Я уже все потерял и мог только выиграть. Я не испытывал угрызений совести, не чувствовал ни малейшего отвращения. Я был уверен, что меня ждет радость. Я даже не сомневался, что получу преимущество. Оно было бы огромным. Я бы проник в тайну, каковой является для меня этот Аякс. Его готовность пойти мне навстречу не знала ограничений. Достаточно было бы пробудить в нем слова, и он стал бы для меня раскрытой книгой. Тот, кто дарит радость и поцелуи, раскрывается для принимающего эти дары.
Но я поступил вопреки своим представлениям. Накопленные мною знания включали и понимание неизбежности такого отказа. — Я попытаюсь изобразить круг одолевавших меня мыслей и чувств: все неуместное, бессмысленное, наивное… набегающее одно на другое… взаимоисключающее. Вся моя бедность обнаружилась. Я беден. Беднее, чем до сих пор был готов признаться себе. Мой Противник попрекнул меня моей бедностью. Я не презираю Аякса. Мне пришлось приложить усилие, чтобы оторваться от него.

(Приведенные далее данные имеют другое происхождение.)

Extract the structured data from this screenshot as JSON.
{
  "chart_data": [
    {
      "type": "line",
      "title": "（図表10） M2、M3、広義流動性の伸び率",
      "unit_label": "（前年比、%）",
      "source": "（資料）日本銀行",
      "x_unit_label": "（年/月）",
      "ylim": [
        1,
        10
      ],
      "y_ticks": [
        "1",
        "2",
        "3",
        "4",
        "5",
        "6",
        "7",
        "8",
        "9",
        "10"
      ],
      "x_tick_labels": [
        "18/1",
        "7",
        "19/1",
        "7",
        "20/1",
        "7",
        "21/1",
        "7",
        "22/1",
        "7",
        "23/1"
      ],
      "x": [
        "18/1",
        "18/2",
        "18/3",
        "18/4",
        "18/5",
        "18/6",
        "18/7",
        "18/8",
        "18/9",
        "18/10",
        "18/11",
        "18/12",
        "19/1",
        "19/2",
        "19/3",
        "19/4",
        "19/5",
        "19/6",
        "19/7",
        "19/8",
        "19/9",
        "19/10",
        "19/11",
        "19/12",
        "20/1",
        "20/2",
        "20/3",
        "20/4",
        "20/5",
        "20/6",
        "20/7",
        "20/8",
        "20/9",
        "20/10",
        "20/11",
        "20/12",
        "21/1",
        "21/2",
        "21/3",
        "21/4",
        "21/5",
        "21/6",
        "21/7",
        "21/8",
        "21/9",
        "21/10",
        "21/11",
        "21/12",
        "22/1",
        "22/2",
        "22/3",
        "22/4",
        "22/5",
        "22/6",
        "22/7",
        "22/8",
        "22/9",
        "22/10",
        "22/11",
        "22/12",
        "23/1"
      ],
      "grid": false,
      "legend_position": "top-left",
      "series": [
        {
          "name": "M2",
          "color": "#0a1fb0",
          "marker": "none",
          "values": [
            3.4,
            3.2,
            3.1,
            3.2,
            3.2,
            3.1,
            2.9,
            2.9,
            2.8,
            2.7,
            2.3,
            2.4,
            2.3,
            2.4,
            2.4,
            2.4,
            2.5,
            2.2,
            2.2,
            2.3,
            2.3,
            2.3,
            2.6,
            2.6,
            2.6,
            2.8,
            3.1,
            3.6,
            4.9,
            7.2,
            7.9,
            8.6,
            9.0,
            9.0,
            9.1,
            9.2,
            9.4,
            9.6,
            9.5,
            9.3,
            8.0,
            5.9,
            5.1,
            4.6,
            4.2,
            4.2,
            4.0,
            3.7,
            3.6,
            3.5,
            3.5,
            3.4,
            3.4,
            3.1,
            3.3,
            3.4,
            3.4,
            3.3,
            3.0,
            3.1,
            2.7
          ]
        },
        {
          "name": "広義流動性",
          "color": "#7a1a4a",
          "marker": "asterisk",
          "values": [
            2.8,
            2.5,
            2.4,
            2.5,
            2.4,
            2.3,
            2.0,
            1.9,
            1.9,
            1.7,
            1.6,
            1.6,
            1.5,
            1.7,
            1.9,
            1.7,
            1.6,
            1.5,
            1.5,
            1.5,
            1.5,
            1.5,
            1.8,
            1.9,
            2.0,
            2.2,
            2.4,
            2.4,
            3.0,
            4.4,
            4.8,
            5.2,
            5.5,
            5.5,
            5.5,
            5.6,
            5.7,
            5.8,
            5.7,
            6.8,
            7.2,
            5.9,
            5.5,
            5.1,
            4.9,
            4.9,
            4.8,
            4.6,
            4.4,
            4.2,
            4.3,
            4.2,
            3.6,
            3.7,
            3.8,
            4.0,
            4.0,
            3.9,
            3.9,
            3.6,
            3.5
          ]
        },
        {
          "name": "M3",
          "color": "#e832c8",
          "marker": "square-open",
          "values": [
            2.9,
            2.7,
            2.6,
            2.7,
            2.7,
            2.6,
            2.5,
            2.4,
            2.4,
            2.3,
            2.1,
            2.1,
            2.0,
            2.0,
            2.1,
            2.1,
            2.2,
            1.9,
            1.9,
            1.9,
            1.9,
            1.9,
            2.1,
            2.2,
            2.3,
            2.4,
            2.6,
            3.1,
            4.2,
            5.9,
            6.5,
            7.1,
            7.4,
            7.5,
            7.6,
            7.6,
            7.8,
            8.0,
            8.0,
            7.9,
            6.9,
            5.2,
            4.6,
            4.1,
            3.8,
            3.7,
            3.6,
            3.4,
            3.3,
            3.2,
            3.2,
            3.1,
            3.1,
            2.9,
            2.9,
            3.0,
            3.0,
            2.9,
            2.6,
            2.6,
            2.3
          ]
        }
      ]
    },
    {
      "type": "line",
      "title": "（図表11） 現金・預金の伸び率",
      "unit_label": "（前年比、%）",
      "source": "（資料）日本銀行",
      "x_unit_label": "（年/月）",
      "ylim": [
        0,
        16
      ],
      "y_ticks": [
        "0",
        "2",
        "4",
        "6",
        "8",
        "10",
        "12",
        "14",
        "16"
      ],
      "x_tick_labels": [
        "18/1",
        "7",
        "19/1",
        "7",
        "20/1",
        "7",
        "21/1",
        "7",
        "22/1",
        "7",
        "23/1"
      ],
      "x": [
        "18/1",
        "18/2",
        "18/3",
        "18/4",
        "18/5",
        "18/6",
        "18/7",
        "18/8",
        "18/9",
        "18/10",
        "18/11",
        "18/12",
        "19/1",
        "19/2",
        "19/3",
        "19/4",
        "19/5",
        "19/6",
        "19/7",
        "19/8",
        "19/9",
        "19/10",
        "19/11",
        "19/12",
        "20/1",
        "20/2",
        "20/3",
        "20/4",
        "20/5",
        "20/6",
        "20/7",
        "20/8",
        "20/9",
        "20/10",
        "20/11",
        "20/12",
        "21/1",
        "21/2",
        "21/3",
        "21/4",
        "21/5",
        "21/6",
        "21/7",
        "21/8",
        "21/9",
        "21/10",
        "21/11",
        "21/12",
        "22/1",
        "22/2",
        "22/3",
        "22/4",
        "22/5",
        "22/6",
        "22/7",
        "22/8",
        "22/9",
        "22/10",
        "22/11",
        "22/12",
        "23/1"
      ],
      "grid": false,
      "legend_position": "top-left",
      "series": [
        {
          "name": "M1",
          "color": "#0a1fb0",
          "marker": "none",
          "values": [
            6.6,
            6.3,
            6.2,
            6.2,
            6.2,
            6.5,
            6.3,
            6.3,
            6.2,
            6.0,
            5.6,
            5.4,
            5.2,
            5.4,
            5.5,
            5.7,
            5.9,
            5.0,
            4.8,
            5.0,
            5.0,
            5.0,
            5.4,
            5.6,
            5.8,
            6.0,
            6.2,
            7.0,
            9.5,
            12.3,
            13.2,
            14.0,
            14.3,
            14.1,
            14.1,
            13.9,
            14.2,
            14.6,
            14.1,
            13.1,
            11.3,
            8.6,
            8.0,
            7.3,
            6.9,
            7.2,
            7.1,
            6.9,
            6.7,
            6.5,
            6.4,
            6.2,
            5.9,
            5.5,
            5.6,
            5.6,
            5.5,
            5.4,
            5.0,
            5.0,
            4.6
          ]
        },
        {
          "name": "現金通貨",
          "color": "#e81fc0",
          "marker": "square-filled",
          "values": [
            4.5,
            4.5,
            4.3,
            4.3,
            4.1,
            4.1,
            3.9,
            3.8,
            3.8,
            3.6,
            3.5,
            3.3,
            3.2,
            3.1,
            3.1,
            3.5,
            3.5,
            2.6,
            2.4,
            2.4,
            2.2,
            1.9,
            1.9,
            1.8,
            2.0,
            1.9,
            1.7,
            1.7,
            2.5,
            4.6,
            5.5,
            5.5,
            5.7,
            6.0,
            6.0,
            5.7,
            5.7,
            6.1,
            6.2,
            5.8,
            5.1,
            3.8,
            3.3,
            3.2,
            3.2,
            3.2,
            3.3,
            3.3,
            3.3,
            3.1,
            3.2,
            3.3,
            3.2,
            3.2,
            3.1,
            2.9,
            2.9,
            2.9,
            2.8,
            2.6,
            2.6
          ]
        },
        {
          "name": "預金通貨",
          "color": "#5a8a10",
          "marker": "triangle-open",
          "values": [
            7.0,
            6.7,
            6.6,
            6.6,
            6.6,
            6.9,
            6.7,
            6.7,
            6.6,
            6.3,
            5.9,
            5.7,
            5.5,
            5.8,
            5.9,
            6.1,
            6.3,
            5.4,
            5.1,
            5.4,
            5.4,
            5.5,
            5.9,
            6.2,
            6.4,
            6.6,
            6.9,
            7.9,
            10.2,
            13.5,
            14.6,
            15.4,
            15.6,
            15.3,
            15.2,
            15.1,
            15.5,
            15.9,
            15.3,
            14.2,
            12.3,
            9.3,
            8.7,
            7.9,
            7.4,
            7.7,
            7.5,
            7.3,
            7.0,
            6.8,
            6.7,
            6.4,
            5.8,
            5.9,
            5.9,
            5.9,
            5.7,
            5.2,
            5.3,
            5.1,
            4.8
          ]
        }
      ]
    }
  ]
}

Сладострастная боль — вот всё, что я себе взял. Смотреть на это тело, трепетать от желания и позволить себе низвергнуться в пустоту… Остаться без нежности… Я в тот момент не думал о Тутайне, не думал ни о каком человеке. Знать, что я никогда больше не увижу этот позолоченный сосок… Прощание с чужой плотью. Последнее. Безвозвратное. Мои глаза словно гладили юную, чужую кожу этого дерзкого мальчика. Сердце, казалось, вот-вот разорвется. Но я сказал:
— Что ж, Аякс. Я тебя понимаю. Накройся. Наше товарищество могло бы, по прошествии долгого времени, к этому прийти; но оно не может с этого начаться.
Прежде чем он заговорил, я поднялся и по ковру стал пятиться к двери. Тут-то и случилось, что я задел какую-то скамеечку для ног и опрокинул стоявшую на ней бутыль. Содержимое целого арсенала соблазнительных запахов, животного и растительного происхождения — включая бергамотовое масло, резкий аромат ванили и тропических деревьев, — излилось на пол. Атмосферный потоп, клубы раскаленно-чувственных испарений, вонь от стократно умноженного сладострастия… Какой-то непостижимый концентрат: одурманивающий, как эфир, стойкий, как асафетида{207}, и сладкий, как мед… Я поднял бутыль и поставил ее на место. Потом извинился, вынул носовой платок, попытался хоть отчасти вытереть пролившуюся жидкость.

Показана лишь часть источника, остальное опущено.